In one study, Fragasso et al [21] studied the effects of trimetazidine in patients with diabetes and ischemic cardiomyopathy. Sixteen male patients were allocated randomly to groups to receive either placebo or trimetazidine orally for 15 days, followed by a 6 month treatment, according to a double-blind crossover design. Both at 2 weeks and at 6 months, ejection fraction had improved significantly in treated patients (P < 0.001 compared with placebo for both), whereas endothelin-1 concentrations decreased (P < 0.001 at 2 weeks and P = 0.03 at 6 months). Fasting blood glucose also decreased significantly after 2 weeks (P = 0.02), but no significant change was observed at 6 months. At 2 weeks, 10 of the 16 patients had improved their NYHA functional class by 1 (P = 0.019 compared with placebo), and eight patients maintained the improvement at 6 months (P = 0.018 compared with placebo). In summary, trimetazidine improved left ventricular function, NYHA functional class, glucose metabolism, and endothelial function in patients with diabetes and ischemic cardiomyopathy. Similar results were observed more recently in 32 patients (24 men, eight women, mean age 67 ± 6 years) with type 2 diabetes and ischemic cardiomyopathy (ejection fraction 32%) who were allocated randomly to groups to receive trimetazidine or placebo for 6 months. Left ventricular ejection fraction increased by 5.4 ± 0.5% in patients receiving trimetazidine (P < 0.05) in relation to significant decreases in left ventricular end-diastolic and end-systolic volumes (decreases of 8% and 17%, respectively; P < 0.05 for both parameters compared with placebo). Significant improvements in wall motion score index and diastolic filling mitral inflow pattern (E/A ratio) were also observed only in treated patients.
In a more recent study, the same authors found improvements in left ventricular function in 47 elderly patients aged 78 ± 3 years with coronary artery disease who were treated with trimetazidine at doses of 20 mg three times daily in addition to standard therapy for 6 months [22]. Similar to previously reported findings, both left ventricular systolic and diastolic function were improved, in addition to NYHA functional class.
Summary
Ischemic heart disease is a metabolic disease in which dysfunctional myocardium may recover contractility as a consequence of inhibition of fatty acid oxidation in favor of glucose oxidation. Thus the metabolic approach with trimetazidine, beyond its well demonstrated antianginal efficacy, leads also to a significant improvement in left ventricular function.
Imaging techniques have different characteristics that may be utilized in clinical practice to quantify changes in contractility and myocardial perfusion after metabolic modulation.
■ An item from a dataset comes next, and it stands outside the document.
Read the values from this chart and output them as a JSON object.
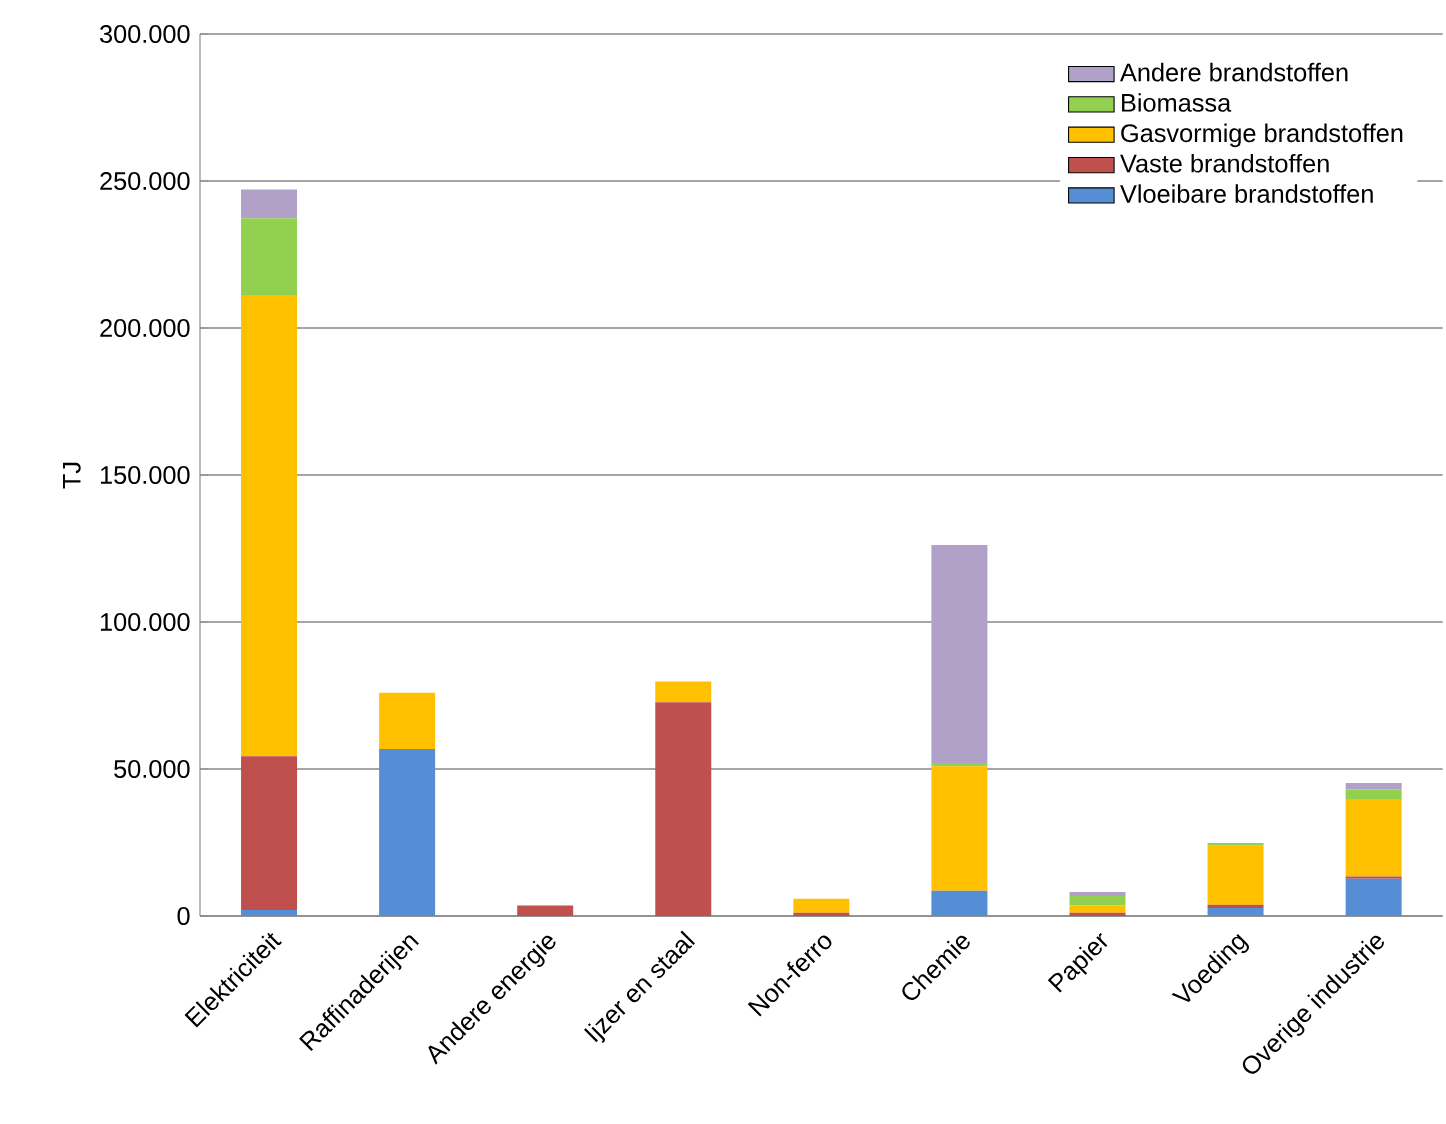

Both low-dose dobutamine echocardiography and thallium/tetrofosmin SPECT imaging have been utilized in studies in which left ventricular dysfunction improved after the administration of trimetazidine, showing a good diagnostic accuracy in detecting changes compared with baseline during follow-up studies. Positron emission tomography images have greater spatial resolution and specificity than SPECT, but the high costs and limited availability of the technique have hampered its clinical application in studies on metabolic modulation.